5 King Hiram of Tyre had always been a great admirer of David, so when he learned that David’s son Solomon was the new king of Israel, he sent ambassadors to extend congratulations and good wishes. 2-3 Solomon replied with a proposal about the Temple of the Lord he wanted to build. His father David, Solomon pointed out to Hiram, had not been able to build it because of the numerous wars going on, and he had been waiting for the Lord to give him peace.
4 “But now,” Solomon said to Hiram, “the Lord my God has given Israel peace on every side; I have no foreign enemies or internal rebellions. 5 So I am planning to build a Temple for the Lord my God, just as he instructed my father that I should do. For the Lord told him, ‘Your son, whom I will place upon your throne, shall build me a Temple.’ 6 Now please assist me with this project. Send your woodsmen to the mountains of Lebanon to cut cedar timber for me, and I will send my men to work beside them, and I will pay your men whatever wages you ask; for as you know, no one in Israel can cut timber like you Sidonians!”

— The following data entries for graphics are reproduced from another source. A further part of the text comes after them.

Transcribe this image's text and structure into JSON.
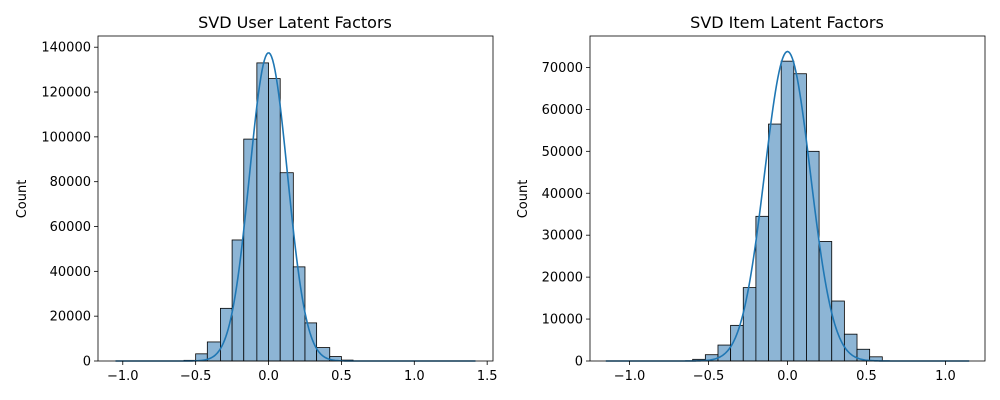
{
  "chart_data": [
    {
      "type": "bar",
      "title": "SVD User Latent Factors",
      "xlabel": "",
      "ylabel": "Count",
      "xlim": [
        -1.17,
        1.54
      ],
      "ylim": [
        0,
        145000
      ],
      "xticks": [
        -1.0,
        -0.5,
        0.0,
        0.5,
        1.0,
        1.5
      ],
      "xtick_labels": [
        "−1.0",
        "−0.5",
        "0.0",
        "0.5",
        "1.0",
        "1.5"
      ],
      "yticks": [
        0,
        20000,
        40000,
        60000,
        80000,
        100000,
        120000,
        140000
      ],
      "ytick_labels": [
        "0",
        "20000",
        "40000",
        "60000",
        "80000",
        "100000",
        "120000",
        "140000"
      ],
      "bins": [
        {
          "x0": -0.58,
          "x1": -0.5,
          "count": 300
        },
        {
          "x0": -0.5,
          "x1": -0.42,
          "count": 3200
        },
        {
          "x0": -0.42,
          "x1": -0.33,
          "count": 8500
        },
        {
          "x0": -0.33,
          "x1": -0.25,
          "count": 23500
        },
        {
          "x0": -0.25,
          "x1": -0.17,
          "count": 54000
        },
        {
          "x0": -0.17,
          "x1": -0.08,
          "count": 99000
        },
        {
          "x0": -0.08,
          "x1": 0.0,
          "count": 133000
        },
        {
          "x0": 0.0,
          "x1": 0.08,
          "count": 126000
        },
        {
          "x0": 0.08,
          "x1": 0.17,
          "count": 84000
        },
        {
          "x0": 0.17,
          "x1": 0.25,
          "count": 42000
        },
        {
          "x0": 0.25,
          "x1": 0.33,
          "count": 17000
        },
        {
          "x0": 0.33,
          "x1": 0.42,
          "count": 6000
        },
        {
          "x0": 0.42,
          "x1": 0.5,
          "count": 2000
        },
        {
          "x0": 0.5,
          "x1": 0.58,
          "count": 400
        }
      ],
      "kde": {
        "mean": 0.0,
        "std": 0.13,
        "peak": 137500,
        "range": [
          -1.05,
          1.42
        ]
      },
      "colors": {
        "bar": "#8db5d5",
        "edge": "#000000",
        "kde": "#1f77b4"
      }
    },
    {
      "type": "bar",
      "title": "SVD Item Latent Factors",
      "xlabel": "",
      "ylabel": "Count",
      "xlim": [
        -1.25,
        1.25
      ],
      "ylim": [
        0,
        77500
      ],
      "xticks": [
        -1.0,
        -0.5,
        0.0,
        0.5,
        1.0
      ],
      "xtick_labels": [
        "−1.0",
        "−0.5",
        "0.0",
        "0.5",
        "1.0"
      ],
      "yticks": [
        0,
        10000,
        20000,
        30000,
        40000,
        50000,
        60000,
        70000
      ],
      "ytick_labels": [
        "0",
        "10000",
        "20000",
        "30000",
        "40000",
        "50000",
        "60000",
        "70000"
      ],
      "bins": [
        {
          "x0": -0.6,
          "x1": -0.52,
          "count": 400
        },
        {
          "x0": -0.52,
          "x1": -0.44,
          "count": 1500
        },
        {
          "x0": -0.44,
          "x1": -0.36,
          "count": 3800
        },
        {
          "x0": -0.36,
          "x1": -0.28,
          "count": 8500
        },
        {
          "x0": -0.28,
          "x1": -0.2,
          "count": 17500
        },
        {
          "x0": -0.2,
          "x1": -0.12,
          "count": 34500
        },
        {
          "x0": -0.12,
          "x1": -0.04,
          "count": 56500
        },
        {
          "x0": -0.04,
          "x1": 0.04,
          "count": 71500
        },
        {
          "x0": 0.04,
          "x1": 0.12,
          "count": 68500
        },
        {
          "x0": 0.12,
          "x1": 0.2,
          "count": 50000
        },
        {
          "x0": 0.2,
          "x1": 0.28,
          "count": 28500
        },
        {
          "x0": 0.28,
          "x1": 0.36,
          "count": 14300
        },
        {
          "x0": 0.36,
          "x1": 0.44,
          "count": 6400
        },
        {
          "x0": 0.44,
          "x1": 0.52,
          "count": 2800
        },
        {
          "x0": 0.52,
          "x1": 0.6,
          "count": 1000
        }
      ],
      "kde": {
        "mean": 0.0,
        "std": 0.145,
        "peak": 73800,
        "range": [
          -1.15,
          1.15
        ]
      },
      "colors": {
        "bar": "#8db5d5",
        "edge": "#000000",
        "kde": "#1f77b4"
      }
    }
  ]
}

7 Hiram was very pleased with the message from Solomon. “Praise God for giving David a wise son to be king of the great nation of Israel,” he said. 8 Then he sent this reply to Solomon: “I have received your message and I will do as you have asked concerning the timber. I can supply both cedar and cypress. 9 My men will bring the logs from the Lebanon mountains to the Mediterranean Sea and build them into rafts. We will float them along the coast to wherever you need them; then we will break the rafts apart and deliver the timber to you. You can pay me with food for my household.”
10 So Hiram produced for Solomon as much cedar and cypress timber as he desired, 11 and in return Solomon sent him an annual payment of 125,000 bushels of wheat for his household and 96 gallons of pure olive oil. 12 So the Lord gave great wisdom to Solomon just as he had promised. And Hiram and Solomon made a formal alliance of peace.
13 Then Solomon drafted thirty thousand laborers from all over Israel, 14 and rotated them to Lebanon, ten thousand a month, so that each man was a month in Lebanon and two months at home. Adoniram was the general superintendent of this labor camp. 15 Solomon also had seventy thousand additional laborers, eighty thousand stonecutters in the hill country, 16 and thirty-three hundred foremen. 17 The stonecutters quarried and shaped huge blocks of stone—a very expensive job—for the foundation of the Temple. 18 Men from Gebal helped Solomon’s and Hiram’s builders in cutting the timber and making the boards, and in preparing the stone for the Temple.